On top of that, we have no clarity on the impact of the reorganisation of NHS England and ICBs. The Chair of the Public Accounts Committee has warned that the Department has removed

“a key piece of machinery without articulating a clear plan for what comes next”

and compared the reforms with those of HS2.

The 10-year plan sets out a vision that Liberal Democrats share, but it is missing any clear explanation of how it will be funded within the spending review settlement. Nowhere, across 170 pages, is there a credible costing or delivery plan. Five months on, we still have no idea whether the Government can deliver the essential reforms that they have promised. Unless the Government adopt a genuine “spend to save” approach, investing now to prevent greater costs and worse outcomes later, we are at risk of seeing only managed decline, mounting pressure and the continued loss of faith in the health service.

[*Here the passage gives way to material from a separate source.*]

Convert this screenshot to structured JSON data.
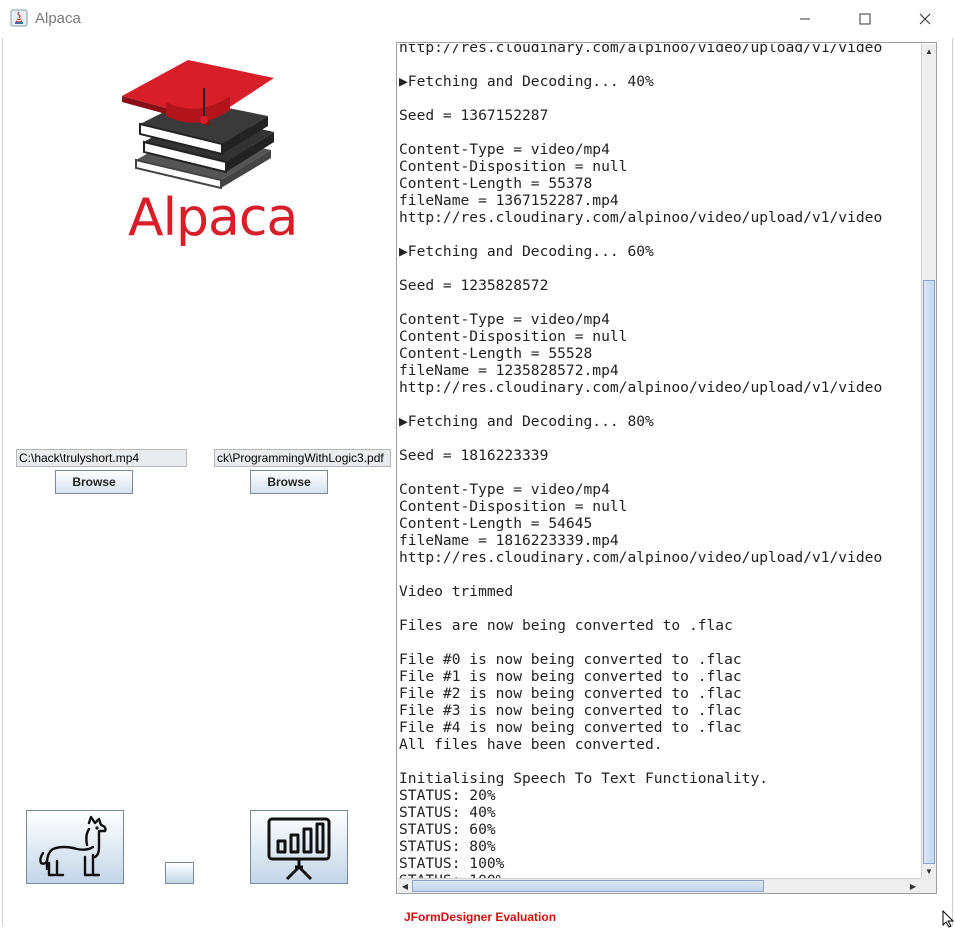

Rather than Labour’s unfair tax rises, we have set out a number of fair ways to fund our public services properly. Most importantly, this Government are refusing properly to fix our broken relationship with Europe. We are calling for a new EU-UK customs union, which could raise more than £25 billion a year. The Government would have plenty of time to put the deal in place by 2030, raising billions in extra tax revenue in a fair way after 2030. We have also called for a targeted windfall tax on the big banks, which would raise £30 billion in total by 2030.

Let me take this opportunity to say to the Government that if we are to rescue the NHS, they must tackle the crisis at its front door and at its back door. That means investing in public health and early access to community services, including GPs, pharmacists and dentists, so that fewer people need to go to hospital in the first place. It also means fixing the crisis in social care to stop so many people being stuck in hospital beds. Only these measures can bring down waiting lists, improve the quality of care and help people live longer, healthier lives. The NHS needs transformational change; the Government must wake up from their complacency, or it will be patients who pay the price.